Aceptar que puede cambiar permite abordarlo con mayor tranquilidad. En lugar de preguntarse inmediatamente qué está mal, puede ser más útil observar qué está ocurriendo en la vida cotidiana y qué factores podrían estar influyendo.
No existe una cantidad universal de deseo sexual que todas las personas deban experimentar. Algunas tienen un deseo elevado, otras tienen menos interés y muchas atraviesan diferentes etapas a lo largo de su vida.
El problema aparece principalmente cuando un cambio genera malestar personal, afecta significativamente una relación o está acompañado de otros síntomas.
Si una persona está satisfecha con su nivel de deseo, no existe necesariamente una razón para intentar aumentarlo.
Pensamientos como “algo está mal conmigo” o “ya no me atrae mi pareja” pueden aumentar la preocupación y hacer que la intimidad se convierta en una fuente de presión.
La culpa tampoco ayuda a identificar las causas reales.
Una disminución del deseo puede estar relacionada con cansancio, estrés, cambios hormonales, medicamentos, problemas emocionales o situaciones de pareja. No necesariamente significa falta de amor o atracción.
Una buena forma de comenzar es observar qué ha cambiado.
¿Se está durmiendo menos? ¿Existe más estrés? ¿Hay preocupaciones importantes? ¿Se ha producido un cambio en la relación? ¿Se comenzó un medicamento? ¿Existen molestias físicas?

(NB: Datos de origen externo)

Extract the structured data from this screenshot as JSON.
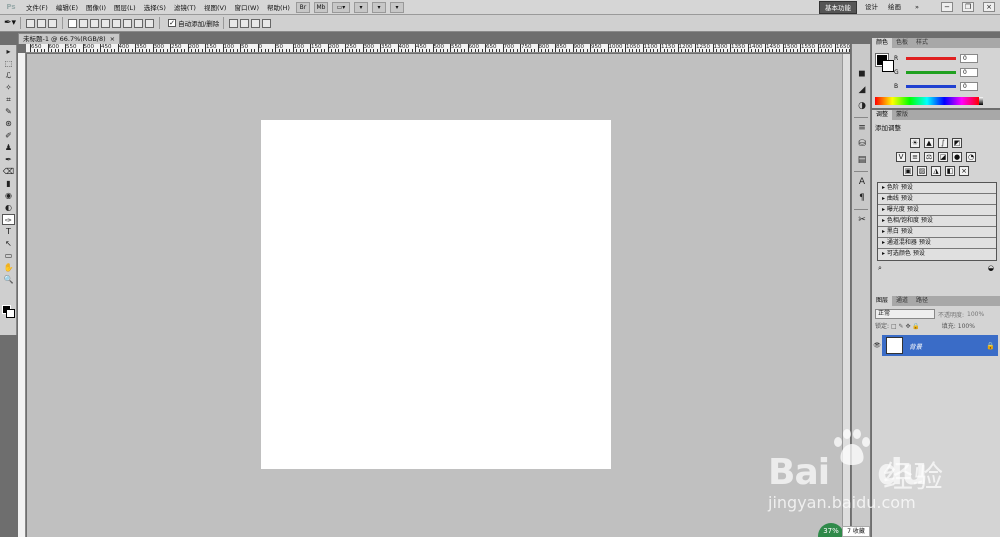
{
  "app": {
    "logo": "Ps"
  },
  "menu": [
    "文件(F)",
    "编辑(E)",
    "图像(I)",
    "图层(L)",
    "选择(S)",
    "滤镜(T)",
    "视图(V)",
    "窗口(W)",
    "帮助(H)"
  ],
  "menubar_buttons": [
    "Br",
    "Mb",
    "▭▾",
    "▾",
    "▾",
    "▾"
  ],
  "workspaces": {
    "active": "基本功能",
    "design": "设计",
    "painting": "绘画"
  },
  "options": {
    "auto_add_delete": "自动添加/删除"
  },
  "document": {
    "tab_label": "未标题-1 @ 66.7%(RGB/8)",
    "close": "×"
  },
  "ruler_labels": [
    "650",
    "600",
    "550",
    "500",
    "450",
    "400",
    "350",
    "300",
    "250",
    "200",
    "150",
    "100",
    "50",
    "0",
    "50",
    "100",
    "150",
    "200",
    "250",
    "300",
    "350",
    "400",
    "450",
    "500",
    "550",
    "600",
    "650",
    "700",
    "750",
    "800",
    "850",
    "900",
    "950",
    "1000",
    "1050",
    "1100",
    "1150",
    "1200",
    "1250",
    "1300",
    "1350",
    "1400",
    "1450",
    "1500",
    "1550",
    "1600",
    "1650"
  ],
  "tools": [
    "▸",
    "⬚",
    "ℒ",
    "✧",
    "⌗",
    "✎",
    "⊛",
    "✐",
    "♟",
    "✒",
    "⌫",
    "▮",
    "◉",
    "◐",
    "✑",
    "T",
    "↖",
    "▭",
    "✋",
    "🔍"
  ],
  "dock_icons": [
    "◼",
    "◢",
    "◑",
    "≡",
    "⛁",
    "▤",
    "A",
    "¶",
    "✂"
  ],
  "color_panel": {
    "tabs": [
      "颜色",
      "色板",
      "样式"
    ],
    "channels": [
      {
        "label": "R",
        "value": "0",
        "color": "#e02020"
      },
      {
        "label": "G",
        "value": "0",
        "color": "#20a020"
      },
      {
        "label": "B",
        "value": "0",
        "color": "#2040d0"
      }
    ]
  },
  "adjust_panel": {
    "tabs": [
      "调整",
      "蒙版"
    ],
    "title": "添加调整",
    "row1": [
      "☀",
      "▲",
      "∫",
      "◩"
    ],
    "row2": [
      "V",
      "≡",
      "⚖",
      "◪",
      "●",
      "◔"
    ],
    "row3": [
      "▣",
      "▨",
      "◮",
      "◧",
      "⨯"
    ],
    "presets": [
      "色阶 预设",
      "曲线 预设",
      "曝光度 预设",
      "色相/饱和度 预设",
      "黑白 预设",
      "通道混和器 预设",
      "可选颜色 预设"
    ],
    "footer_left": "⌕",
    "footer_right": "◒"
  },
  "layers_panel": {
    "tabs": [
      "图层",
      "通道",
      "路径"
    ],
    "blend_mode": "正常",
    "opacity_label": "不透明度:",
    "opacity": "100%",
    "lock_label": "锁定:",
    "fill_label": "填充:",
    "fill": "100%",
    "layers": [
      {
        "name": "背景",
        "visible": true
      }
    ]
  },
  "watermark": {
    "brand": "Bai",
    "brand2": "du",
    "cn": "经验",
    "url": "jingyan.baidu.com"
  },
  "zoom_badge": "37%",
  "status_mini": "7 收藏"
}
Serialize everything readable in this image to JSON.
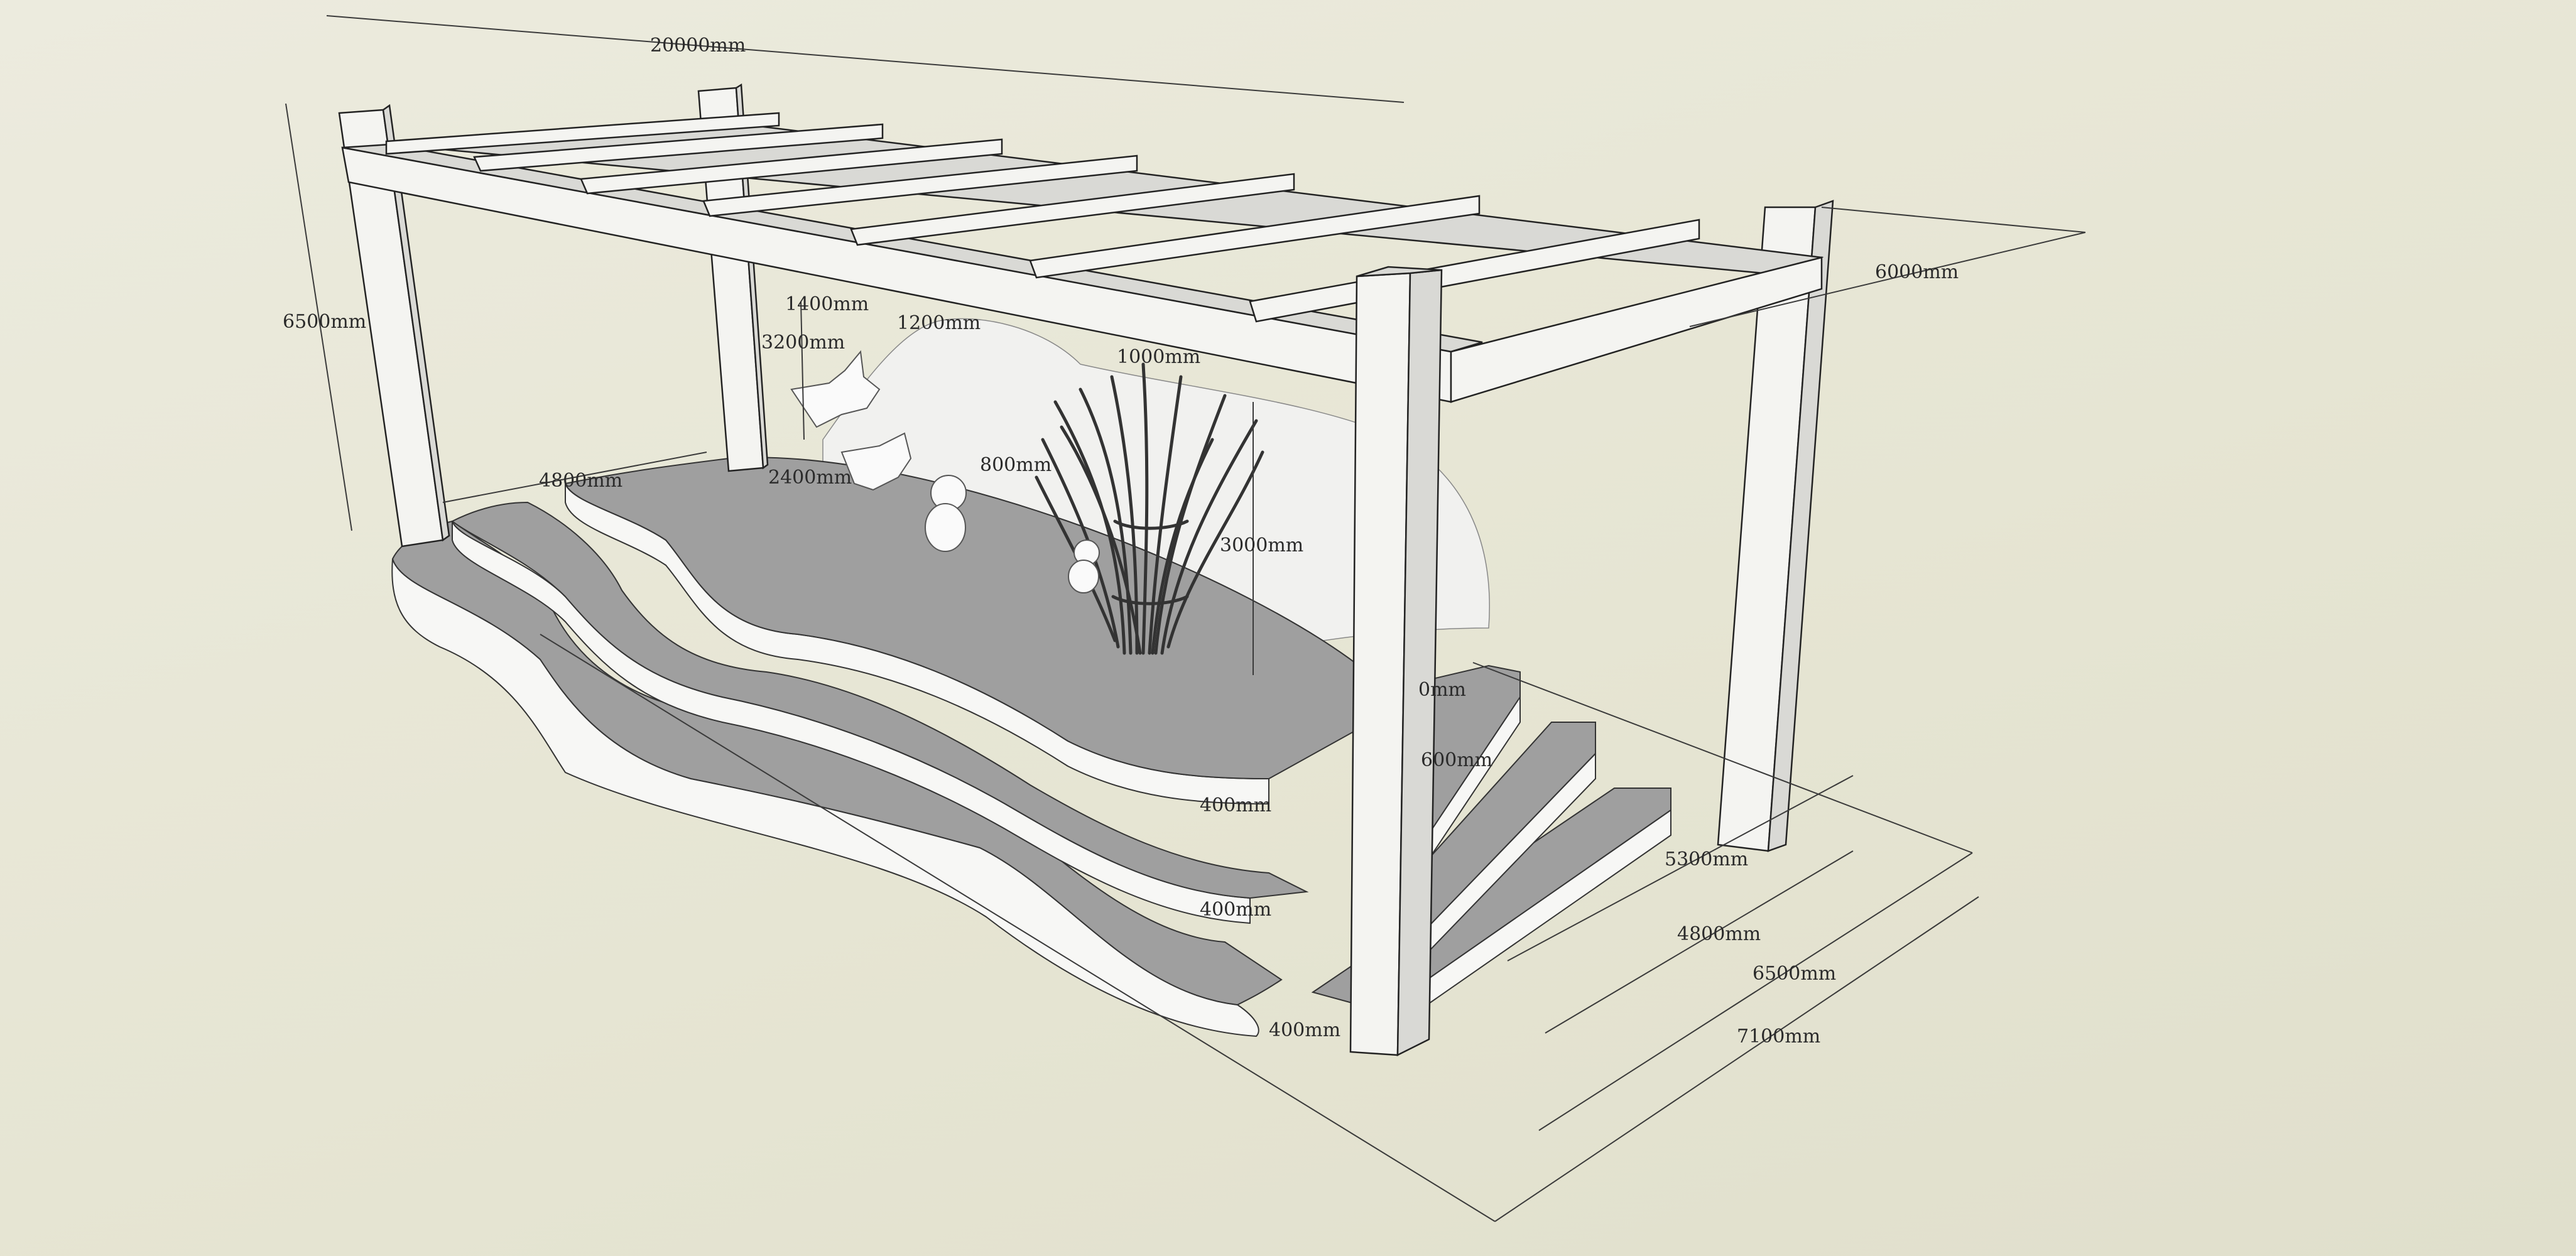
{
  "dimensions": {
    "total_length": "20000mm",
    "height": "6500mm",
    "roof_depth": "6000mm",
    "platform_left": "4800mm",
    "rail_a": "1400mm",
    "rail_b": "1200mm",
    "hang_height": "3200mm",
    "span_a": "2400mm",
    "span_b": "800mm",
    "top_gap": "1000mm",
    "tree_height": "3000mm",
    "step_a": "0mm",
    "step_b": "600mm",
    "riser_top": "400mm",
    "riser_mid": "400mm",
    "riser_low": "400mm",
    "depth_1": "5300mm",
    "depth_2": "4800mm",
    "depth_3": "6500mm",
    "depth_4": "7100mm"
  }
}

También puede ser útil recordar cuándo comenzó el cambio y si ocurre en todas las situaciones o solamente en determinados contextos.
Esta observación puede ayudar a identificar patrones.
Cuando el deseo disminuye, algunas personas intentan obligarse a recuperar inmediatamente el mismo nivel de interés. Esto puede producir el efecto contrario.
La intimidad no necesita convertirse en una tarea pendiente. Recuperar espacios de cercanía, afecto y conexión sin establecer como objetivo obligatorio mantener relaciones sexuales puede ayudar a reducir la presión.
Hablar, abrazarse, pasar tiempo juntos o compartir actividades agradables también puede fortalecer la conexión.
Si existe una relación, comunicar el cambio puede evitar malentendidos.
En lugar de interpretar la disminución del deseo como rechazo, ambas personas pueden hablar sobre lo que están experimentando y buscar formas de mantener la cercanía sin presionar.
Una conversación abierta puede incluir aspectos como necesidades, límites, frecuencia deseada de intimidad y preocupaciones personales.
Dormir adecuadamente, mantener actividad física, alimentarse de manera equilibrada y buscar momentos de descanso contribuyen al bienestar general.
Estas medidas no garantizan recuperar el deseo, pero ayudan a crear mejores condiciones físicas y emocionales.
También es importante atender cualquier dolor, sequedad, irritación u otra molestia que pueda hacer que la intimidad resulte poco agradable.
Si la disminución del deseo es persistente y genera malestar, consultar con un profesional puede ser útil.
Una evaluación puede ayudar a descartar factores médicos, revisar medicamentos y considerar aspectos emocionales o psicológicos.
No es recomendable recurrir por cuenta propia a hormonas, medicamentos o suplementos para aumentar el deseo. Estos productos pueden tener efectos secundarios o interacciones.
Cada etapa de la vida puede tener características diferentes. El objetivo no siempre debe ser recuperar exactamente el nivel de deseo que existía años atrás.
Puede ser más saludable comprender las necesidades actuales y encontrar una forma de vivir la sexualidad que resulte satisfactoria y coherente con el momento presente.
En definitiva, cuando disminuye el deseo sexual, no hay razón para comenzar desde la culpa. Observar los factores que pueden estar influyendo, hablar de manera abierta, cuidar el bienestar general y buscar ayuda profesional cuando sea necesario permite abordar el cambio con mayor tranquilidad.